A Stack-based Buffer Overflow vulnerability (CVE-2025-21128) affects Adobe Substance3D - Stager versions 3.0.4 and earlier. The vulnerability was discovered on January 14, 2025, and could result in arbitrary code execution in the context of the current user. The affected platforms include both Windows and macOS operating systems (Adobe Advisory, NVD).

The vulnerability is classified as a Stack-based Buffer Overflow (CWE-121) with a CVSS v3.1 base score of 7.8 (HIGH). The CVSS vector string is CVSS:3.1/AV:L/AC:L/PR:N/UI:R/S:U/C:H/I:H/A:H, indicating local access vector, low attack complexity, no privileges required, user interaction required, and high impact on confidentiality, integrity, and availability (Adobe Advisory).
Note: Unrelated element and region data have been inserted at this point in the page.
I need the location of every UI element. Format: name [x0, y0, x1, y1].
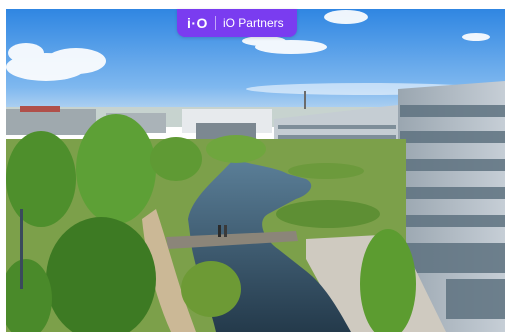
campus-photo [6, 9, 505, 332]
lamppost [20, 209, 23, 289]
brand-label: iO Partners [222, 16, 284, 30]
io-partners-badge[interactable]: i·O iO Partners [177, 9, 297, 37]
badge-divider [214, 16, 216, 30]
screenshot-frame: i·O iO Partners [0, 0, 505, 332]
io-logo: i·O [187, 15, 208, 31]
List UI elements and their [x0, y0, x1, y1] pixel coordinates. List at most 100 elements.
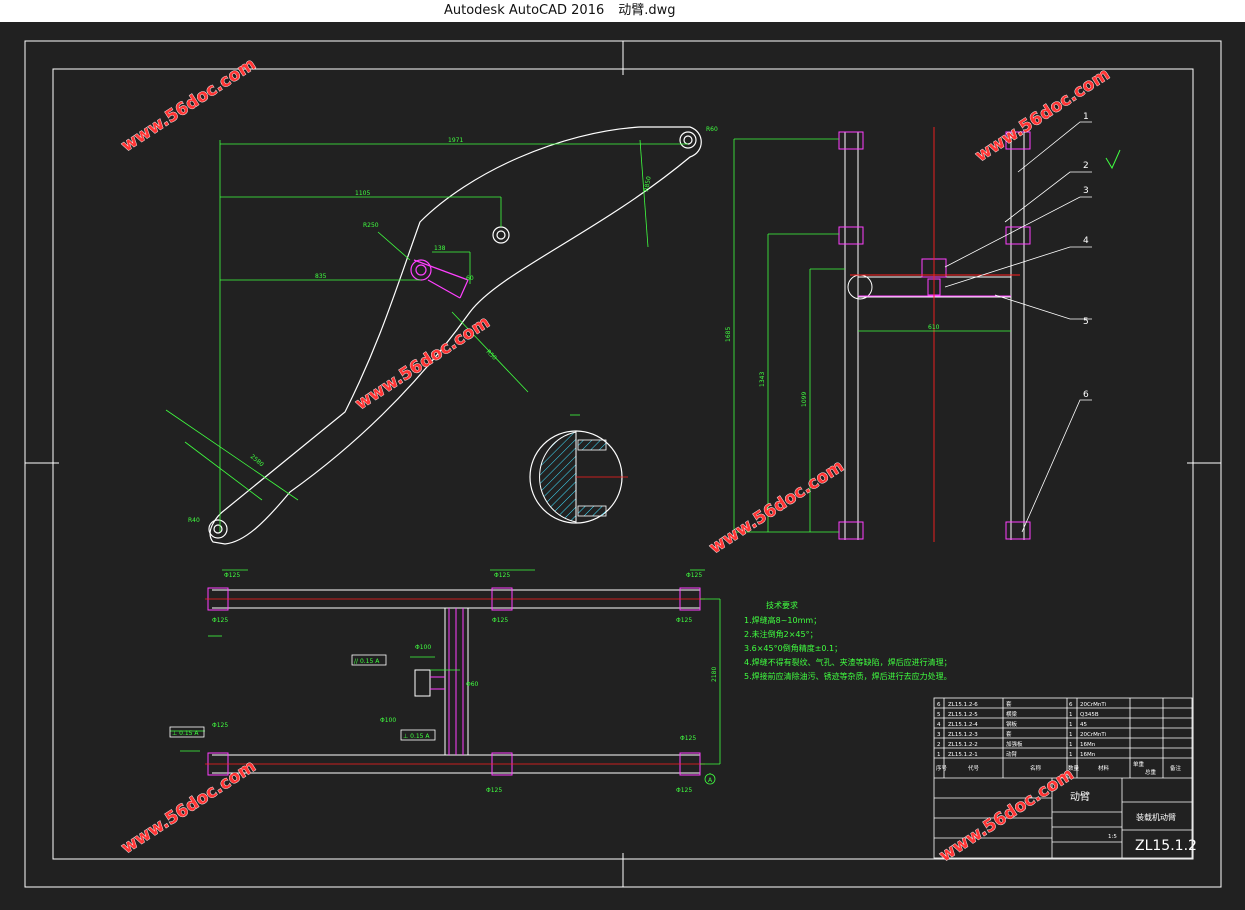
- header-cell: 单重: [1133, 760, 1145, 768]
- tech-note-line: 5.焊接前应清除油污、锈迹等杂质，焊后进行去应力处理。: [744, 671, 952, 681]
- side-dimensions: [165, 139, 688, 532]
- plan-part-outlines: [207, 587, 701, 776]
- row-material: 16Mn: [1080, 742, 1096, 748]
- dim-label: 1343: [759, 372, 766, 387]
- tech-notes-title: 技术要求: [766, 600, 798, 610]
- dim-label: Φ125: [676, 617, 692, 624]
- plan-dimension-labels: Φ125 Φ125 Φ125 Φ125 Φ125 Φ125 Φ125 Φ125 …: [212, 572, 718, 794]
- tolerance-frame-labels: // 0.15 A ⊥ 0.15 A ⊥ 0.15 A: [172, 658, 430, 740]
- row-name: 套: [1006, 700, 1012, 708]
- dim-label: 1685: [725, 327, 732, 342]
- dim-label: Φ100: [415, 644, 431, 651]
- watermark-text: www.56doc.com: [972, 64, 1114, 166]
- row-no: 6: [937, 702, 941, 708]
- boom-bracket: [410, 259, 469, 299]
- row-name: 横梁: [1006, 710, 1018, 718]
- dim-label: Φ125: [212, 722, 228, 729]
- tolerance-label: ⊥ 0.15 A: [403, 733, 430, 740]
- row-code: ZL15.1.2-1: [948, 752, 978, 758]
- boom-front-view[interactable]: [844, 132, 1025, 540]
- balloons: [944, 121, 1092, 533]
- row-material: 20CrMnTi: [1080, 702, 1107, 708]
- row-material: 20CrMnTi: [1080, 732, 1107, 738]
- row-material: Q345B: [1080, 712, 1099, 718]
- header-cell: 总重: [1145, 768, 1157, 776]
- row-code: ZL15.1.2-5: [948, 712, 978, 718]
- dim-label: Φ125: [212, 617, 228, 624]
- drawing-canvas[interactable]: 1971 1105 835 R250 138 60 R850 R60 R40 R…: [0, 22, 1245, 910]
- row-code: ZL15.1.2-2: [948, 742, 978, 748]
- drawing-number: ZL15.1.2: [1135, 838, 1197, 854]
- datum-label: A: [708, 777, 713, 784]
- part-name: 动臂: [1070, 790, 1090, 803]
- drawing-border: [24, 40, 1222, 888]
- row-qty: 1: [1069, 712, 1073, 718]
- dim-label: 2580: [249, 453, 265, 468]
- dim-label: 60: [466, 275, 474, 282]
- dim-label: R50: [485, 348, 498, 361]
- balloon-label: 6: [1083, 390, 1089, 400]
- dim-label: 1099: [801, 392, 808, 407]
- row-qty: 6: [1069, 702, 1073, 708]
- dim-label: Φ125: [224, 572, 240, 579]
- dim-label: 1971: [448, 137, 463, 144]
- row-name: 钢板: [1006, 720, 1018, 728]
- dim-label: Φ125: [492, 617, 508, 624]
- dim-label: Φ125: [676, 787, 692, 794]
- row-qty: 1: [1069, 752, 1073, 758]
- school-name: 装载机动臂: [1136, 812, 1176, 822]
- dim-label: Φ100: [380, 717, 396, 724]
- dim-label: 138: [434, 245, 446, 252]
- dim-label: R250: [363, 222, 379, 229]
- section-detail[interactable]: [529, 414, 628, 524]
- header-cell: 名称: [1030, 764, 1042, 772]
- tech-note-line: 1.焊缝高8~10mm；: [744, 615, 821, 625]
- front-dimensions: [733, 138, 1011, 533]
- balloon-label: 1: [1083, 112, 1089, 122]
- dim-label: R850: [643, 176, 653, 193]
- row-qty: 1: [1069, 742, 1073, 748]
- row-qty: 1: [1069, 732, 1073, 738]
- datum-symbol: A: [704, 773, 716, 785]
- dim-label: 610: [928, 324, 940, 331]
- plan-centerlines: [205, 598, 705, 765]
- row-name: 加强板: [1006, 740, 1023, 748]
- file-name: 动臂.dwg: [618, 3, 676, 18]
- drawing-scale: 1:5: [1108, 834, 1117, 840]
- dim-label: Φ125: [494, 572, 510, 579]
- row-name: 套: [1006, 730, 1012, 738]
- tolerance-label: // 0.15 A: [354, 658, 380, 665]
- row-material: 45: [1080, 722, 1087, 728]
- dim-label: Φ125: [686, 572, 702, 579]
- watermark-text: www.56doc.com: [118, 54, 260, 156]
- header-cell: 备注: [1170, 764, 1182, 772]
- app-title: Autodesk AutoCAD 2016: [444, 3, 605, 18]
- balloon-label: 2: [1083, 161, 1089, 171]
- row-code: ZL15.1.2-3: [948, 732, 978, 738]
- tolerance-label: ⊥ 0.15 A: [172, 730, 199, 737]
- header-cell: 代号: [968, 764, 980, 772]
- dim-label: Φ125: [680, 735, 696, 742]
- watermark-text: www.56doc.com: [706, 456, 848, 558]
- row-code: ZL15.1.2-6: [948, 702, 978, 708]
- tech-note-line: 2.未注倒角2×45°；: [744, 629, 818, 639]
- watermark-text: www.56doc.com: [936, 764, 1078, 866]
- row-code: ZL15.1.2-4: [948, 722, 978, 728]
- watermark-text: www.56doc.com: [352, 312, 494, 414]
- row-qty: 1: [1069, 722, 1073, 728]
- dim-label: 835: [315, 273, 327, 280]
- row-no: 1: [937, 752, 941, 758]
- dim-label: R40: [188, 517, 200, 524]
- dim-label: R60: [706, 126, 718, 133]
- row-material: 16Mn: [1080, 752, 1096, 758]
- row-name: 动臂: [1006, 750, 1018, 758]
- tolerance-frames: [169, 654, 436, 741]
- window-titlebar: Autodesk AutoCAD 2016 动臂.dwg: [0, 0, 1245, 22]
- tech-note-line: 4.焊缝不得有裂纹、气孔、夹渣等缺陷，焊后应进行清理；: [744, 657, 952, 667]
- dim-label: Φ60: [466, 681, 479, 688]
- tech-notes: 技术要求 1.焊缝高8~10mm； 2.未注倒角2×45°； 3.6×45°0倒…: [744, 600, 952, 681]
- balloon-label: 5: [1083, 317, 1089, 327]
- roughness-symbol: [1105, 149, 1121, 170]
- row-no: 5: [937, 712, 941, 718]
- balloon-label: 4: [1083, 236, 1089, 246]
Successful exploitation of this vulnerability could lead to arbitrary code execution in the context of the current user. The vulnerability requires user interaction, specifically requiring a victim to open a malicious file (Adobe Advisory).

Adobe has released version 3.1.0 of Substance 3D Stager to address this vulnerability. Users are recommended to update their installation to the newest version via the Creative Cloud desktop app's update mechanism. For managed environments, IT administrators can use the Admin Console to deploy the update to end users (Adobe Advisory).